The poor kid.  He didn't really even know how to DRIVE his car.  All his noise and style really wasn't helping him much if he couldn't even operate his car the way it was supposed to run.

Then it occured to me. It takes TIME.  

It takes time and practice and making mistakes and asking for help and trying it on your own to figure out what in the world you are doing.  And how to do it.

This mom mobile may not look like much, but it's got half a lifetime of experience under it's slightly beat up hood and scratched fenders. It can get a lot of people from point A to point B with as much comfort and efficiency as possible.

And that, my friends, is the answer I will give to myself as I sit up and look around at my lifetime so far.  No, it hasn't always been easy and I spend my days doing thigs that may not look spectacular on paper, but I have richness in this soil that is the gift of time.

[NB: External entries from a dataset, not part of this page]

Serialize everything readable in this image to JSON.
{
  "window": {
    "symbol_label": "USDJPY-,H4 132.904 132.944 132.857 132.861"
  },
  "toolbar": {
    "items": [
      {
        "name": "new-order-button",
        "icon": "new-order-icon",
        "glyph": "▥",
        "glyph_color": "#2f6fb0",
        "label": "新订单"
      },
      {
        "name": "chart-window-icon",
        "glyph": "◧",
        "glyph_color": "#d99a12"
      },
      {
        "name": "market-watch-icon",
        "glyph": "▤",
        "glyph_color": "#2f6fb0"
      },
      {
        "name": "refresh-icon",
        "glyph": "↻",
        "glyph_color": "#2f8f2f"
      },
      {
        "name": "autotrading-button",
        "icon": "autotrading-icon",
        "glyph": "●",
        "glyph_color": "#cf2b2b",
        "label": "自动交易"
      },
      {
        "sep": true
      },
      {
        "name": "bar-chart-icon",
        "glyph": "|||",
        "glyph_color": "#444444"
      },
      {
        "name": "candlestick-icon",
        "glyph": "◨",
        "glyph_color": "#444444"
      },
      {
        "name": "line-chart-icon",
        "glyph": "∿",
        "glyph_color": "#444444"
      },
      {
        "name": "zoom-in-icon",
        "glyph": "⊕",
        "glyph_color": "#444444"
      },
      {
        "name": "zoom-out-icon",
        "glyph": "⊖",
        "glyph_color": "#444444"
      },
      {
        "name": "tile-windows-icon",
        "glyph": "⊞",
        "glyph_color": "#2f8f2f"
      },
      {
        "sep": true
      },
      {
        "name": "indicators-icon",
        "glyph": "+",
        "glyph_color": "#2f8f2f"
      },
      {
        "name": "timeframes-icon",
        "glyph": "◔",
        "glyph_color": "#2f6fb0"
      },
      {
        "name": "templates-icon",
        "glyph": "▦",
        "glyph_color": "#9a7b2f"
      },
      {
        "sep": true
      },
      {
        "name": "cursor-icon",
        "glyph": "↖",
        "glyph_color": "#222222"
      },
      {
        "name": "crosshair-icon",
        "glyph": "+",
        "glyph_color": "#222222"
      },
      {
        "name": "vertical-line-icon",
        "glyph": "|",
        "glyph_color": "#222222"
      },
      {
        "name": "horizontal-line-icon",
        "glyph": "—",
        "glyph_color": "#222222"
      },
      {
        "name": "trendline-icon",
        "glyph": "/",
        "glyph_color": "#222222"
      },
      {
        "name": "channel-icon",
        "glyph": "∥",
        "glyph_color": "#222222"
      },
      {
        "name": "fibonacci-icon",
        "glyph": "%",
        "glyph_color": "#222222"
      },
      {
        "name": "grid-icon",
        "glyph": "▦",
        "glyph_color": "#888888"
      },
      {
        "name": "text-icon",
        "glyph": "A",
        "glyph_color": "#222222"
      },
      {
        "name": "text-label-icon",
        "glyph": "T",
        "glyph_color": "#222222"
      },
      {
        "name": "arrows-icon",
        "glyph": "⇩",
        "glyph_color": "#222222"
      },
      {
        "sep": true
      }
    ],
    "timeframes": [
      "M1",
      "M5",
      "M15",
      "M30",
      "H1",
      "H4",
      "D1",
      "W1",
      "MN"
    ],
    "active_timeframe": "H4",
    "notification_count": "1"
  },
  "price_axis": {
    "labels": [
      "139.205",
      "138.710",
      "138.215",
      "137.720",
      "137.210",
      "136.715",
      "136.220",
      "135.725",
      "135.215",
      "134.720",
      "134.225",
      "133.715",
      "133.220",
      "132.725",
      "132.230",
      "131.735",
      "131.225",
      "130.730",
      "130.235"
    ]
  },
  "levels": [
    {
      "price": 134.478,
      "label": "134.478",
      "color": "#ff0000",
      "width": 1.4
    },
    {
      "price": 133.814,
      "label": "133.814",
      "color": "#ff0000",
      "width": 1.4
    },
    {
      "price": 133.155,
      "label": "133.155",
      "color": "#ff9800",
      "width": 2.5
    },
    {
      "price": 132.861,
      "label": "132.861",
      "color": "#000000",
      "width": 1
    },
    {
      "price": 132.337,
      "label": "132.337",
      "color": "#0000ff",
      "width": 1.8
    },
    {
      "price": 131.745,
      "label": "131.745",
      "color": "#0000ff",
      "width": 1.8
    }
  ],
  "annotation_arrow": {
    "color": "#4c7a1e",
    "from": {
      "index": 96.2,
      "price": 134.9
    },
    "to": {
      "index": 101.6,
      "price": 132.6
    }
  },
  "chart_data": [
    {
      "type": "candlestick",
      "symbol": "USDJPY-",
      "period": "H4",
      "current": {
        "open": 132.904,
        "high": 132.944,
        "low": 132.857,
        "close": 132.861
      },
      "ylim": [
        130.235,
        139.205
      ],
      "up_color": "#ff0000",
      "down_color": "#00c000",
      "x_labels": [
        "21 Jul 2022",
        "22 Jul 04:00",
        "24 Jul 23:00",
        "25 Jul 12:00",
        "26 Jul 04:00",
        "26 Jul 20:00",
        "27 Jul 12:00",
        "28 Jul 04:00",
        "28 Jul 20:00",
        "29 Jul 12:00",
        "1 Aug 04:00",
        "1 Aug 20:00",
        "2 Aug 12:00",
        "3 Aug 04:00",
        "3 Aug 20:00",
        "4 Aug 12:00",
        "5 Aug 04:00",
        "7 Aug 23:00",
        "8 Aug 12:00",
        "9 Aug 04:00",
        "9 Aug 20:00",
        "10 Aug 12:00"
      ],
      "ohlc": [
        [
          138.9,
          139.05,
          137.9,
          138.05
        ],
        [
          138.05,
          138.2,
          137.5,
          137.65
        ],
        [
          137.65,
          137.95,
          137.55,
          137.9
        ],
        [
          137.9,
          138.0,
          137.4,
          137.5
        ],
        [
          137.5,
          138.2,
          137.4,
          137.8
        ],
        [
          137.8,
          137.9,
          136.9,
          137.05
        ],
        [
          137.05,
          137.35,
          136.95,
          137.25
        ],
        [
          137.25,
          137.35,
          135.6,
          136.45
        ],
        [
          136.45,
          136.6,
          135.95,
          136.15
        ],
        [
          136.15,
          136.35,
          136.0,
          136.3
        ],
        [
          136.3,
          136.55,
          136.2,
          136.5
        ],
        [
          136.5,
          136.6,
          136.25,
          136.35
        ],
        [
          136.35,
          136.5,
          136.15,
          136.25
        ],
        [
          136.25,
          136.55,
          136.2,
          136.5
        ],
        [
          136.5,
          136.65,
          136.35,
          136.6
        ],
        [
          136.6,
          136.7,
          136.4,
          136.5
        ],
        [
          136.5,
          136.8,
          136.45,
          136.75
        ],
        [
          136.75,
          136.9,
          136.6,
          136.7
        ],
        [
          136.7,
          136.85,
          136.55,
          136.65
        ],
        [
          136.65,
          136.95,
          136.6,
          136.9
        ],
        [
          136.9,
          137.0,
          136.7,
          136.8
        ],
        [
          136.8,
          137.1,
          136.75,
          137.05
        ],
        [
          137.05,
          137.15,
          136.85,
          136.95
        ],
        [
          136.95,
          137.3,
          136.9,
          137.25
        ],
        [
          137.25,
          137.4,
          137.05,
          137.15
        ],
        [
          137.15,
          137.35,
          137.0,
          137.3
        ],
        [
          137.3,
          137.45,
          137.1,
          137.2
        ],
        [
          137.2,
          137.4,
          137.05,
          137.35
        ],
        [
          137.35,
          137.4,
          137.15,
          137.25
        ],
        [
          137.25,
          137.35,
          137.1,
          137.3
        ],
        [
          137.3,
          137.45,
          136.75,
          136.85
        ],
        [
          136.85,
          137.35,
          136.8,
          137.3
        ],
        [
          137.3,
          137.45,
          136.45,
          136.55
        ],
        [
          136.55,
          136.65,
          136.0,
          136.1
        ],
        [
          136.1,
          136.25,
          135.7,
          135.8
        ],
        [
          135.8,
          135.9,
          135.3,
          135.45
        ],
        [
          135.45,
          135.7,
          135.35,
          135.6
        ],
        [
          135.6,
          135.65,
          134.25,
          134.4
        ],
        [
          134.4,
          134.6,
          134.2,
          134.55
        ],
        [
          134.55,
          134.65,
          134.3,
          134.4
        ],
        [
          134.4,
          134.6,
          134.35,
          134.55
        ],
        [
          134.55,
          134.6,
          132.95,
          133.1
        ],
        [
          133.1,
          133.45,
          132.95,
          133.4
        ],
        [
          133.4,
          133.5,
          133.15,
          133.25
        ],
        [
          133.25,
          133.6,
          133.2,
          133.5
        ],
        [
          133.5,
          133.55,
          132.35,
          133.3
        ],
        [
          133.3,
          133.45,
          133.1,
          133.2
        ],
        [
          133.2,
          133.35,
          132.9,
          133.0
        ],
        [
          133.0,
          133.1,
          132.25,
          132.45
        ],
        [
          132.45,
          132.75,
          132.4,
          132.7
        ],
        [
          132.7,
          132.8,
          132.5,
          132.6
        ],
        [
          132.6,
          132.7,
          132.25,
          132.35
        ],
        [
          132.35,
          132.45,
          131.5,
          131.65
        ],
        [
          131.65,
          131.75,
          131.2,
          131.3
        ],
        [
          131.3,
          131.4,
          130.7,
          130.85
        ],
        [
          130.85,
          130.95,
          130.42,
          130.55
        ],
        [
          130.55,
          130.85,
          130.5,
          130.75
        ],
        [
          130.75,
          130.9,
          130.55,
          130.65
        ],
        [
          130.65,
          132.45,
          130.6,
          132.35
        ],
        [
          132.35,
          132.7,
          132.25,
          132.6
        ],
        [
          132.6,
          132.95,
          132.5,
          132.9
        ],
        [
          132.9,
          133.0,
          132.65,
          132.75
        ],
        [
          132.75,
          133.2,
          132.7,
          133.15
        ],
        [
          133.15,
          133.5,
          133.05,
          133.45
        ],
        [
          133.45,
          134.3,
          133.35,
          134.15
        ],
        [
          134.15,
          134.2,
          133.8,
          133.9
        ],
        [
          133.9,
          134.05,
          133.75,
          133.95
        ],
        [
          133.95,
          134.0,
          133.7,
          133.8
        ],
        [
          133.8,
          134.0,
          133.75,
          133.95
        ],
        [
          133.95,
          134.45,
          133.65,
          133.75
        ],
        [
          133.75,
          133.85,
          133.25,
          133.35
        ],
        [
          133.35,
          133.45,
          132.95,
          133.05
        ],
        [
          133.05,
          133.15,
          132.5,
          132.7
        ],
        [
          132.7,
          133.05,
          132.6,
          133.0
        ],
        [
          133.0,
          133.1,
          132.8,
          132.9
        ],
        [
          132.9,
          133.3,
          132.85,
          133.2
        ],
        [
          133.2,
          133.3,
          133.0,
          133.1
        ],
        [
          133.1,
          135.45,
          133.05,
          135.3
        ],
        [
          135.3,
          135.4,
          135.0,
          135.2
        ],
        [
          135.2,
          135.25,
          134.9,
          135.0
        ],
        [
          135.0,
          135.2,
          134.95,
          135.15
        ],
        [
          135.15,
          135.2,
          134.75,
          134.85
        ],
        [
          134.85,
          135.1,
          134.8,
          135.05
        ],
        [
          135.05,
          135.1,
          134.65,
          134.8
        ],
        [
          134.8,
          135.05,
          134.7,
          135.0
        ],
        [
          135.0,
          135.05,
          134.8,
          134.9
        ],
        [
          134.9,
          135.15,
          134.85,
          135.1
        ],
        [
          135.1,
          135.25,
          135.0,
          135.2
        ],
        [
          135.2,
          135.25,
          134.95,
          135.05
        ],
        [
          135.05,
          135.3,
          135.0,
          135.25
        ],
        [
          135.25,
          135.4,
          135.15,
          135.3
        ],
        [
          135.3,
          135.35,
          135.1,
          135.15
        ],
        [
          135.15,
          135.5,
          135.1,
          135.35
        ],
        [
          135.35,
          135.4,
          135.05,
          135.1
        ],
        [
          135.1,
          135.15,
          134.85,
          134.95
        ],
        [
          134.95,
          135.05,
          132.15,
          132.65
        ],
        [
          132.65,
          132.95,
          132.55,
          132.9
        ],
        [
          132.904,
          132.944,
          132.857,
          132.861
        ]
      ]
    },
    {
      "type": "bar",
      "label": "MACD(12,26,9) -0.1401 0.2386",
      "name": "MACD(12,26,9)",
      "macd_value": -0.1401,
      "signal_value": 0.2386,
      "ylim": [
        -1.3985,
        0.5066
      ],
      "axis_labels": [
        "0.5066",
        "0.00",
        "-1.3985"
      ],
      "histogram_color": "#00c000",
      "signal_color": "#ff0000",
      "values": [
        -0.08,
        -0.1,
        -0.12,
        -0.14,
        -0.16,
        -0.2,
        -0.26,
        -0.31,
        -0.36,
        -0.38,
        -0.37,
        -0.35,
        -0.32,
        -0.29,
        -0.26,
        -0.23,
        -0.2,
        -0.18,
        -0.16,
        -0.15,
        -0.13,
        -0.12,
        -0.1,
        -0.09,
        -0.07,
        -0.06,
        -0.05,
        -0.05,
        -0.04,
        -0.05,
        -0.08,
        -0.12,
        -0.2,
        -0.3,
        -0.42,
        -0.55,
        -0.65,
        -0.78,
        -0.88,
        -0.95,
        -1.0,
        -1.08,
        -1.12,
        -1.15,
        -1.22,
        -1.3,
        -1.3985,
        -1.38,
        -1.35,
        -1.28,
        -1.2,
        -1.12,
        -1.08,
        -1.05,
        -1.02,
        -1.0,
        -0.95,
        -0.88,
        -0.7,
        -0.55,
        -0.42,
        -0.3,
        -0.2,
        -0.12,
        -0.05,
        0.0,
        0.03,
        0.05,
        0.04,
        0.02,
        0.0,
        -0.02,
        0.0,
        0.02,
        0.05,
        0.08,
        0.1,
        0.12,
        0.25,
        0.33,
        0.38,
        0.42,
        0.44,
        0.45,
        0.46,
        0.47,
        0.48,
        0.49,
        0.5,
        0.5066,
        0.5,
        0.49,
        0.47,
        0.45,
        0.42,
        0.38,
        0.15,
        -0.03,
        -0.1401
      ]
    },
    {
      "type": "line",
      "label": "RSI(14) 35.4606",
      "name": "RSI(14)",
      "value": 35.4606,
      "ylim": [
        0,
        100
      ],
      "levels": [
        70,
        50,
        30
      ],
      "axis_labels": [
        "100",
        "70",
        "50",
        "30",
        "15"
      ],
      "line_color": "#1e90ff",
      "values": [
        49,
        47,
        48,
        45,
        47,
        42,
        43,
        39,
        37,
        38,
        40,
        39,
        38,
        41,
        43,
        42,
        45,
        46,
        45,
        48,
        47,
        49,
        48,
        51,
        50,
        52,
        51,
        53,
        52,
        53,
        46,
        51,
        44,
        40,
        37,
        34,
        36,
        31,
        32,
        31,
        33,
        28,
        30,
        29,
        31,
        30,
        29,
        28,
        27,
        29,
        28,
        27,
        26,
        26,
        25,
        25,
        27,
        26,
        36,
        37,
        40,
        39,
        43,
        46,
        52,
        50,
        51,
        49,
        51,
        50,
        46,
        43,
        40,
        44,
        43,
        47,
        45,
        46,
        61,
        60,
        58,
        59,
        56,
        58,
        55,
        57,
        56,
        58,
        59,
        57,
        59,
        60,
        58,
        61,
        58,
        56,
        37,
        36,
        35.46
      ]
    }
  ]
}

My work here is not done, and I am sure gravity and gray and wrinkles and poor eyesight await me as I keep on tending my garden. I am more gaurded. I know every day won't be sunshine and birds chirping.  But I know by now the rain and cold winters help produce better fruit and flowers. And I hope the gunman sees in my eyes the joy and hope I hold for the next 40 years. I hope he pulls up a lawn chair and an iced tea and watches to see what my little garden might produce. Maybe not in my lifetime or his, but sometime. With a little time.